Coragem!Muita força!Rezo por ti,pelo teu pai e pela tua família!
Um abraço amigo,
Celeste
Um abraço forte...e que Deus Pai te ilumine, te carregue no colo, te alivie a dor...
bjs
Magui
Querida Rita,
apesar do silêncio, estamos contigo e sentimo-nos próximos. E emocionamo-nos com as tuas partilhas. Tens estado no nosso pensamento e orações.
Ver alguém que amamos a despedir-se da vida deve ser muito doloroso. O teu pai deve estar muito orgulhoso de ti. Tem no seu coração a tua presença, o teu olhar, o teu sorriso, as palavras que lhe ofereces...e isso ele levará com ele: TODO O TEU AMOR E DEDICAÇÂO!

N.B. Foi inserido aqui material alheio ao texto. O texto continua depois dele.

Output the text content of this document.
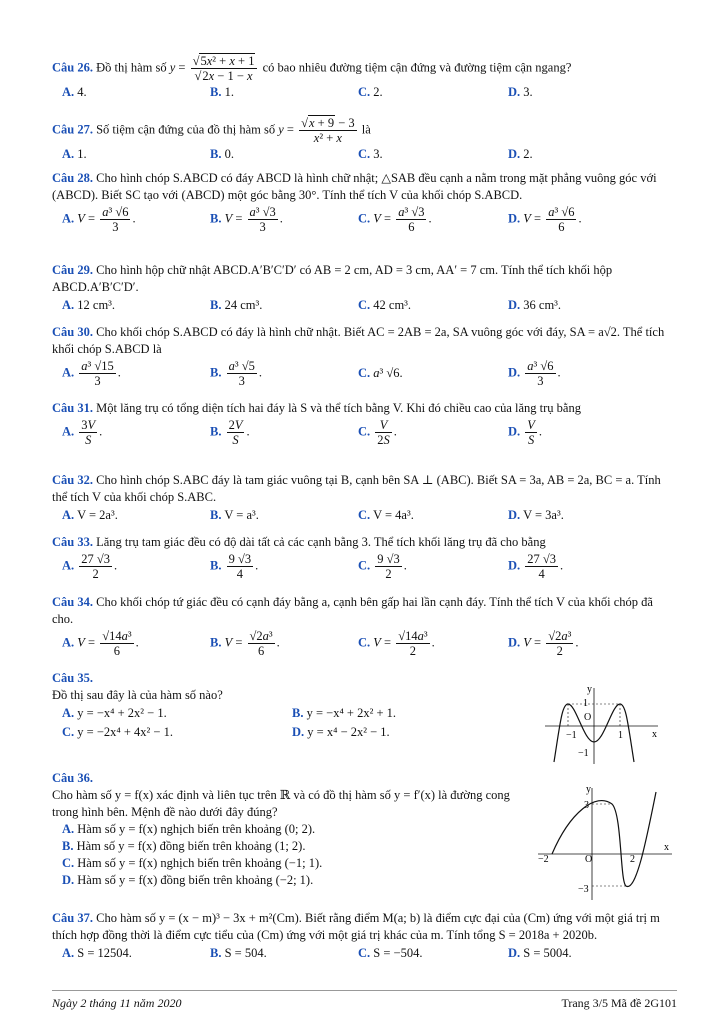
Câu 26. Đồ thị hàm số $y = \frac{\text{√5x² + x + 1}}{√2x - 1 - x}$ có bao nhiêu đường tiệm cận đứng và đường tiệm cận ngang?
A. 4.	B. 1.	C. 2.	D. 3.
Câu 27. Số tiệm cận đứng của đồ thị hàm số $y = \frac{√x + 9 - 3}{\text{x² + x}}$ là
A. 1.	B. 0.	C. 3.	D. 2.
Câu 28. Cho hình chóp S.ABCD có đáy ABCD là hình chữ nhật; △SAB đều cạnh a nằm trong mặt phẳng vuông góc với (ABCD). Biết SC tạo với (ABCD) một góc bằng 30°. Tính thể tích V của khối chóp S.ABCD.
A. $V = \frac{\text{a³ √6}}{3}$ .	B. $V = \frac{\text{a³ √3}}{3}$ .	C. $V = \frac{\text{a³ √3}}{6}$ .	D. $V = \frac{\text{a³ √6}}{6}$ .
Câu 29. Cho hình hộp chữ nhật ABCD.A′B′C′D′ có AB = 2 cm, AD = 3 cm, AA′ = 7 cm. Tính thể tích khối hộp ABCD.A′B′C′D′.
A. 12 cm³.	B. 24 cm³.	C. 42 cm³.	D. 36 cm³.
Câu 30. Cho khối chóp S.ABCD có đáy là hình chữ nhật. Biết AC = 2AB = 2a, SA vuông góc với đáy, SA = a√2. Thể tích khối chóp S.ABCD là
A. $\frac{\text{a³ √15}}{3}$ .	B. $\frac{\text{a³ √5}}{3}$ .	C. a³ √6.	D. $\frac{\text{a³ √6}}{3}$ .
Câu 31. Một lăng trụ có tổng diện tích hai đáy là S và thể tích bằng V. Khi đó chiều cao của lăng trụ bằng
A. $\frac{3V}{S}$ .	B. $\frac{2V}{S}$ .	C. $\frac{V}{2S}$ .	D. $\frac{V}{S}$ .
Câu 32. Cho hình chóp S.ABC đáy là tam giác vuông tại B, cạnh bên SA ⊥ (ABC). Biết SA = 3a, AB = 2a, BC = a. Tính thể tích V của khối chóp S.ABC.
A. V = 2a³.	B. V = a³.	C. V = 4a³.	D. V = 3a³.
Câu 33. Lăng trụ tam giác đều có độ dài tất cả các cạnh bằng 3. Thể tích khối lăng trụ đã cho bằng
A. $\frac{27 √3}{2}$ .	B. $\frac{9 √3}{4}$ .	C. $\frac{9 √3}{2}$ .	D. $\frac{27 √3}{4}$ .
Câu 34. Cho khối chóp tứ giác đều có cạnh đáy bằng a, cạnh bên gấp hai lần cạnh đáy. Tính thể tích V của khối chóp đã cho.
A. $V = \frac{\text{√14a³}}{6}$ .	B. $V = \frac{\text{√2a³}}{6}$ .	C. $V = \frac{\text{√14a³}}{2}$ .	D. $V = \frac{\text{√2a³}}{2}$ .
Câu 35.
Đồ thị sau đây là của hàm số nào?
A. y = −x⁴ + 2x² − 1.	B. y = −x⁴ + 2x² + 1.
C. y = −2x⁴ + 4x² − 1.	D. y = x⁴ − 2x² − 1.	x
y
1
−1	1
−1
O
Câu 36.
Cho hàm số y = f(x) xác định và liên tục trên ℝ và có đồ thị hàm số y = f′(x) là đường cong trong hình bên. Mệnh đề nào dưới đây đúng?
A. Hàm số y = f(x) nghịch biến trên khoảng (0; 2).
B. Hàm số y = f(x) đồng biến trên khoảng (1; 2).
C. Hàm số y = f(x) nghịch biến trên khoảng (−1; 1).
D. Hàm số y = f(x) đồng biến trên khoảng (−2; 1).
x
y
3
−3
−2	2
O
Câu 37. Cho hàm số y = (x − m)³ − 3x + m²(Cm). Biết rằng điểm M(a; b) là điểm cực đại của (Cm) ứng với một giá trị m thích hợp đồng thời là điểm cực tiểu của (Cm) ứng với một giá trị khác của m. Tính tổng S = 2018a + 2020b.
A. S = 12504.	B. S = 504.	C. S = −504.	D. S = 5004.
Ngày 2 tháng 11 năm 2020	Trang 3/5 Mã đề 2G101
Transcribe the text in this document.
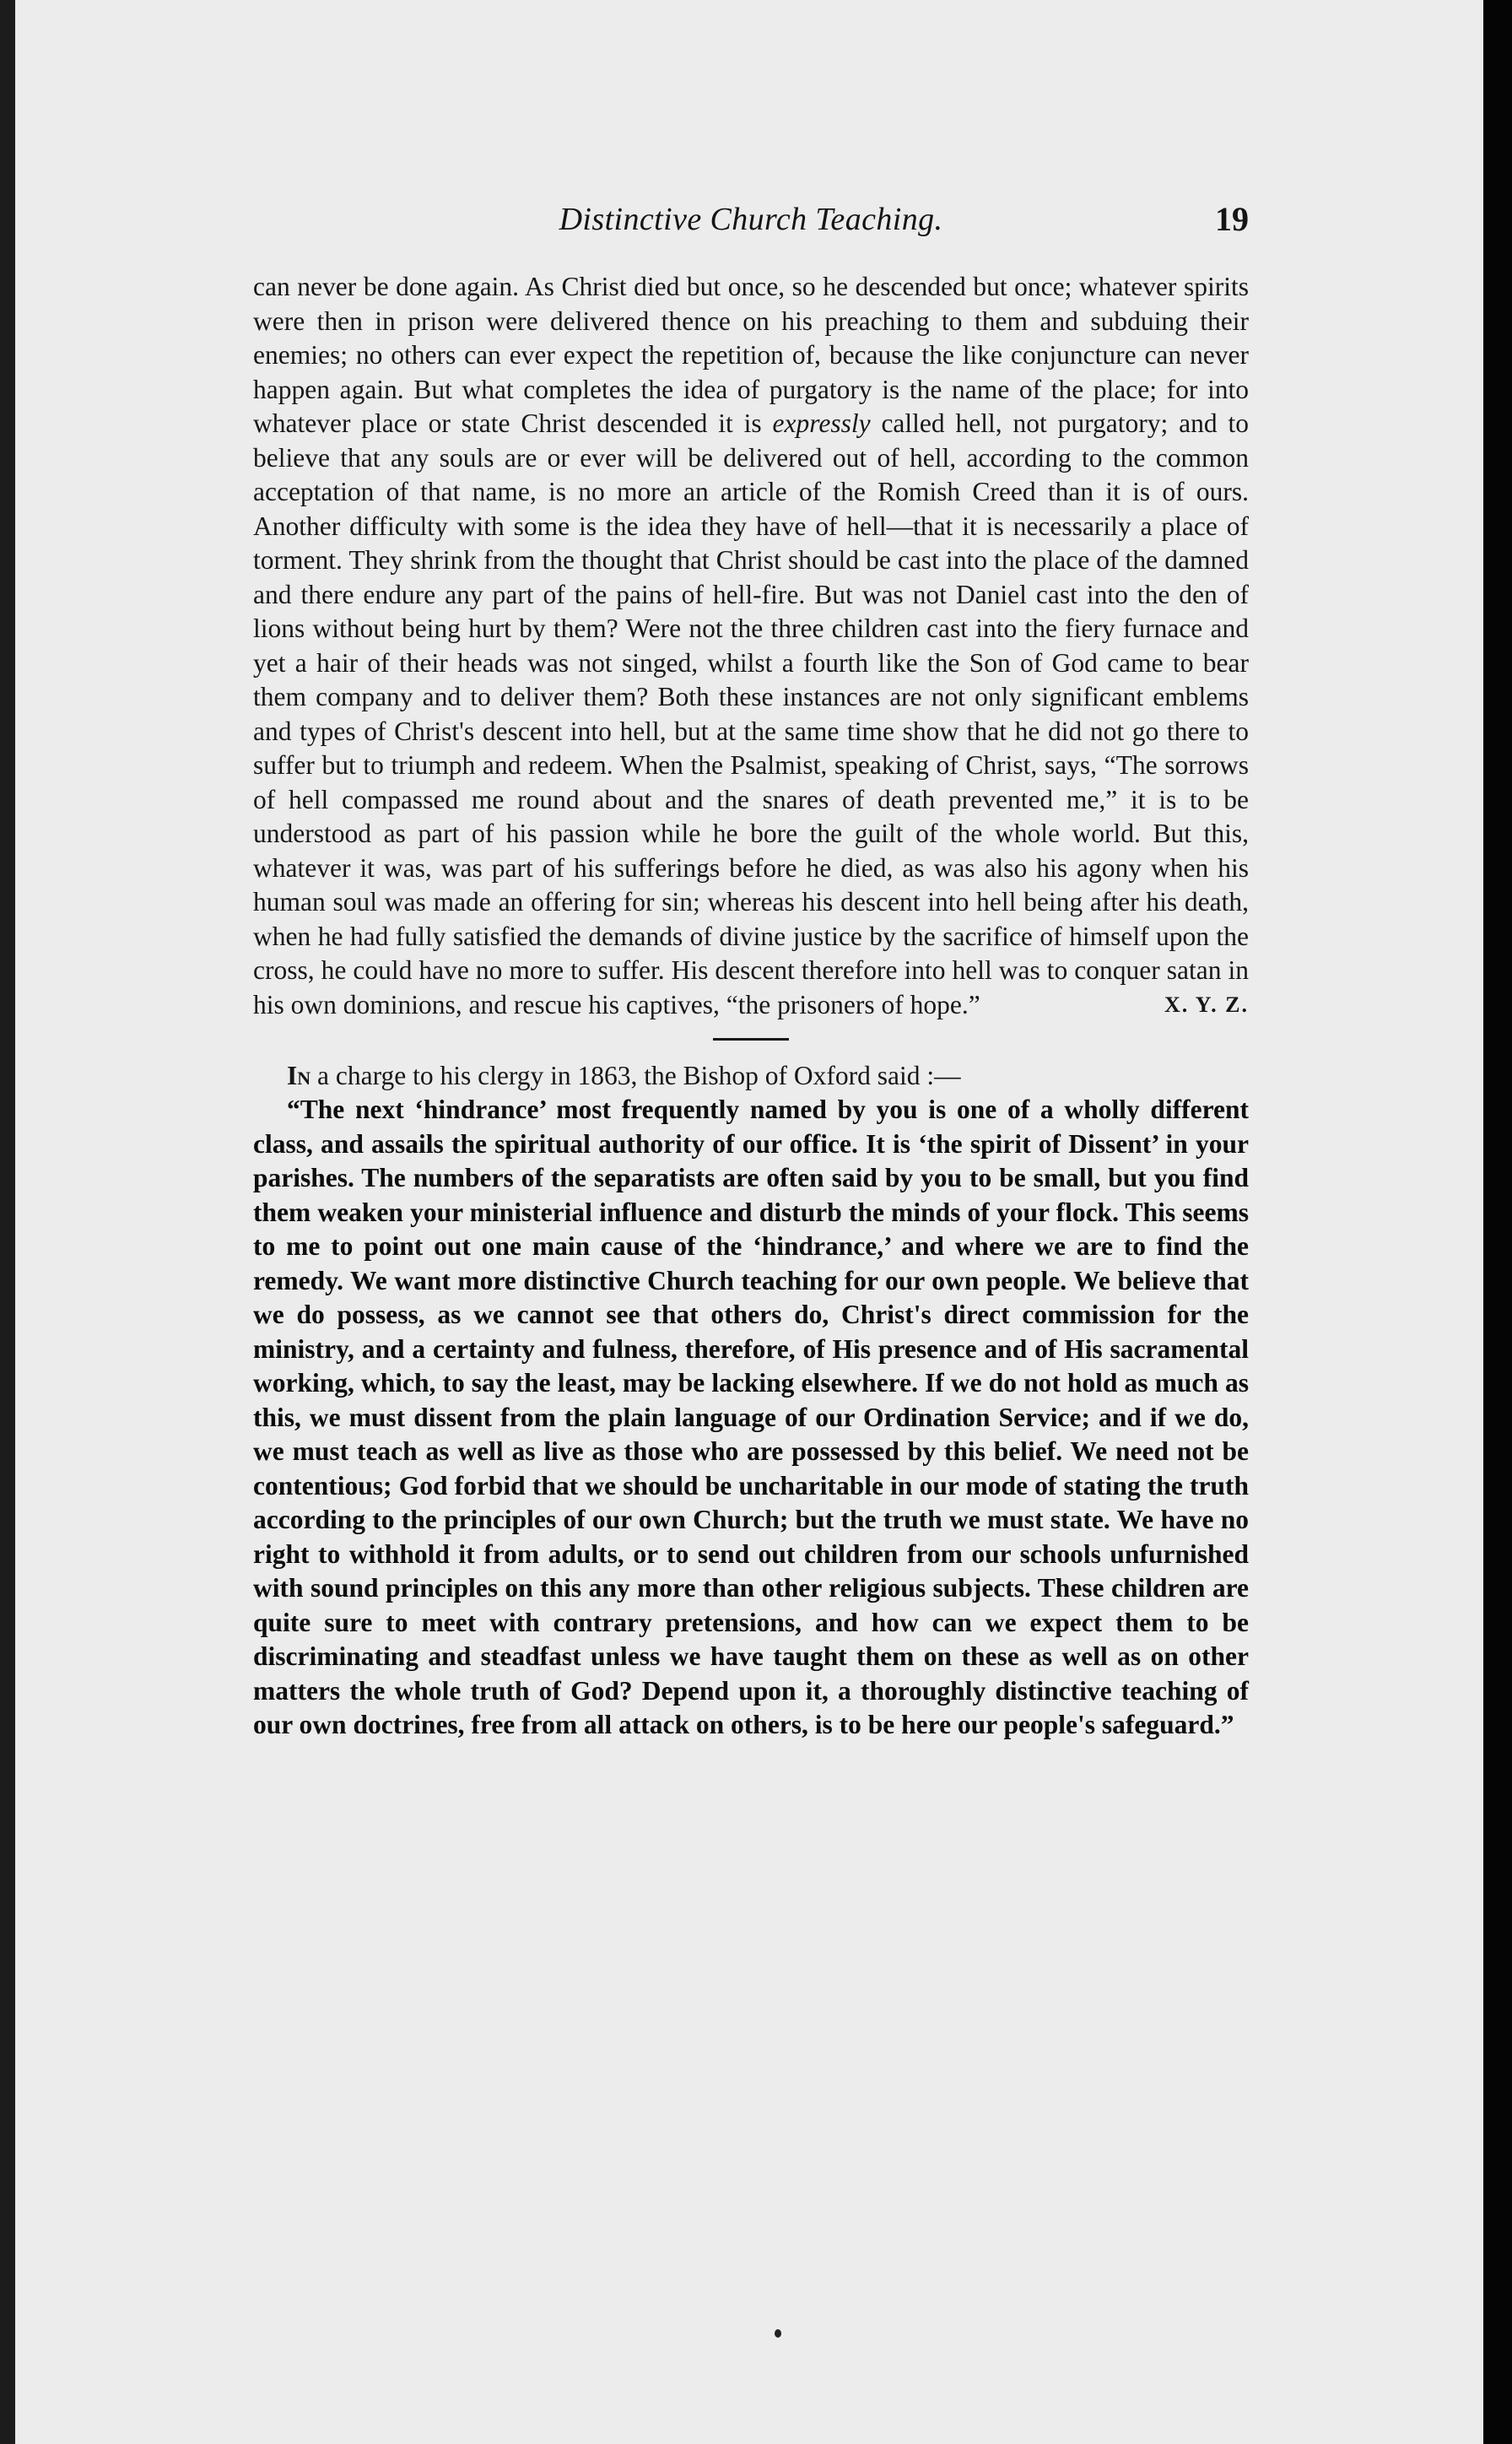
Distinctive Church Teaching.	19

can never be done again. As Christ died but once, so he descended but once; whatever spirits were then in prison were delivered thence on his preaching to them and subduing their enemies; no others can ever expect the repetition of, because the like conjuncture can never happen again. But what completes the idea of purgatory is the name of the place; for into whatever place or state Christ descended it is expressly called hell, not purgatory; and to believe that any souls are or ever will be delivered out of hell, according to the common acceptation of that name, is no more an article of the Romish Creed than it is of ours. Another difficulty with some is the idea they have of hell—that it is necessarily a place of torment. They shrink from the thought that Christ should be cast into the place of the damned and there endure any part of the pains of hell-fire. But was not Daniel cast into the den of lions without being hurt by them? Were not the three children cast into the fiery furnace and yet a hair of their heads was not singed, whilst a fourth like the Son of God came to bear them company and to deliver them? Both these instances are not only significant emblems and types of Christ's descent into hell, but at the same time show that he did not go there to suffer but to triumph and redeem. When the Psalmist, speaking of Christ, says, “The sorrows of hell compassed me round about and the snares of death prevented me,” it is to be understood as part of his passion while he bore the guilt of the whole world. But this, whatever it was, was part of his sufferings before he died, as was also his agony when his human soul was made an offering for sin; whereas his descent into hell being after his death, when he had fully satisfied the demands of divine justice by the sacrifice of himself upon the cross, he could have no more to suffer. His descent therefore into hell was to conquer satan in his own dominions, and rescue his captives, “the prisoners of hope.”	X. Y. Z.

In a charge to his clergy in 1863, the Bishop of Oxford said :—

“The next ‘hindrance’ most frequently named by you is one of a wholly different class, and assails the spiritual authority of our office. It is ‘the spirit of Dissent’ in your parishes. The numbers of the separatists are often said by you to be small, but you find them weaken your ministerial influence and disturb the minds of your flock. This seems to me to point out one main cause of the ‘hindrance,’ and where we are to find the remedy. We want more distinctive Church teaching for our own people. We believe that we do possess, as we cannot see that others do, Christ's direct commission for the ministry, and a certainty and fulness, therefore, of His presence and of His sacramental working, which, to say the least, may be lacking elsewhere. If we do not hold as much as this, we must dissent from the plain language of our Ordination Service; and if we do, we must teach as well as live as those who are possessed by this belief. We need not be contentious; God forbid that we should be uncharitable in our mode of stating the truth according to the principles of our own Church; but the truth we must state. We have no right to withhold it from adults, or to send out children from our schools unfurnished with sound principles on this any more than other religious subjects. These children are quite sure to meet with contrary pretensions, and how can we expect them to be discriminating and steadfast unless we have taught them on these as well as on other matters the whole truth of God? Depend upon it, a thoroughly distinctive teaching of our own doctrines, free from all attack on others, is to be here our people's safeguard.”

Um beiJHinho e um abraço apertado destes 4 amigos,
FH LRLM
Querida Rita,
são para ti estas palavras de Khalil Gibran do livro O Profeta:
"É a dor que parte a casca do vosso entendimento.Como o caroço do fruto se deve partir para que o seu coração se ofereça ao sol, assim deveis conhecer a dor. Podereis guardar o vosso coração deslumbrado pelo milagre de estar vivo todos os dias e a vossa dor não vos parecerá menos maravilhosa que a vossa alegria".
FH LRLM
Desde O caminho de Santiago que venho aqui ler-te. Não te conseguirei explicar o que sinto sempre que te leio, oiço e vejo neste blog, apenas. que estes momentos são preciosos para mim, de alimento.